In a recent study published in Nature Biomedical Engineering, a team led by researchers at Massachusetts General Hospital (MGH) has demonstrated that MRI and artificial intelligence (AI) can be used to detect early signs of tumor cell death in response to a novel virus-based cancer therapy.
Recently, a promising therapeutic virus that selectively kills cancer cells while sparing normal tissue has sparked hope for treating aggressive brain tumors. To further optimize the virus-based therapy, frequent non-invasive monitoring of the treatment response must be performed. This monitoring is crucial for understanding the interactions between the virus and cancer cells, such as the extent of virus spread within the tumor and therapeutic response.
The researchers used quantitative molecular MRI images to measure multiple tissue properties, including tissue pH and protein concentration, that are altered with cell-death. This method allows therapeutic response monitoring much earlier than with previous techniques. The treatment responses were visible just 48 hours after viral therapy, long before any changes in tumor volume were observed.
“We programmed an MRI scanner to create unique signal “fingerprints” for different molecular compounds and cellular pH. A deep learning neural network was then used to decode the fingerprints and generate quantitative pH and molecular maps,” says Christian Farrar, PhD, an investigator and faculty at the Athinoula A. Martinos Center for Biomedical Imaging at MGH. “The MRI molecular fingerprinting method was validated in a mouse brain tumor study where the tumors were treated with a novel virus-based therapy that selectively killed cancer cells.”
To maximize the efficiency of this treatment approach, the researchers developed a method for the detection of tumor cell death caused by the virus. This has allowed for the early and rapid detection of treatment-responsive tumor regions. Recently, the researchers have implemented this method to quantify cellular pH and molecular compounds in the healthy human brain. Future investigation of this approach in human brain tumor patients would help to optimize these virus-based therapies.

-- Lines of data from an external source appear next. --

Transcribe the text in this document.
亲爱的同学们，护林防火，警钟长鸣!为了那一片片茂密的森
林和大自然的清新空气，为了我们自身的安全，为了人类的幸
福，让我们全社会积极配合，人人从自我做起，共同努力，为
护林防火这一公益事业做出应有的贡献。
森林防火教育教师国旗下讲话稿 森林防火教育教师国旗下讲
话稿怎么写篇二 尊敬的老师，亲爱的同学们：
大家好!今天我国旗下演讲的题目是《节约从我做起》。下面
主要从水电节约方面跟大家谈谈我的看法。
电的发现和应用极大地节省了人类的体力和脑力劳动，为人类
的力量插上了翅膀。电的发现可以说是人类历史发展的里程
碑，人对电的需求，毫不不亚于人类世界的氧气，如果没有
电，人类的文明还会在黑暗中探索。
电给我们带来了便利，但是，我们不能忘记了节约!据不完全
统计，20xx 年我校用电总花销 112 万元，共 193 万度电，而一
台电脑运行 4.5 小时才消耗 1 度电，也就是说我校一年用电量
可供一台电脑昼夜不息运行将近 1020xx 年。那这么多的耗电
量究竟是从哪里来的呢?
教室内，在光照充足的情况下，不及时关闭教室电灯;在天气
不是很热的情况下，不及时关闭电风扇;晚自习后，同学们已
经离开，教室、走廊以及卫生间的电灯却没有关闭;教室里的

“This study demonstrates the strength and promise of implementing computerized AI-based technology in medicine for the noninvasive investigation of biological processes that underlie disease,” says Or Perlman, PhD, a research fellow at the Athinoula A. Martinos Center for Biomedical Imaging. “One of the most interesting and key components for the success of this approach was the use of simulated molecular fingerprints to train the machine learning neural network. This concept could potentially be expanded and investigated for solving other medical and scientific challenges.”
This study describes a new method for detecting tumor cell death non-invasively using MRI. The capacity to do this could be useful for non-invasive monitoring of cancer treatment, potentially improving patient care and tailoring the treatment to an individual patient. The same approach might also be beneficial for detecting and characterizing other medical conditions where elevated cell death occurs, such as stroke and liver disease.
While the study was mainly validated using a mouse brain tumor model, the researchers have demonstrated the ability to use the same method for producing quantitative pH and molecular maps in rat stroke models and healthy humans. In the future, they plan to further explore the applicability of this non-invasive imaging approach in patients with brain tumors and stroke.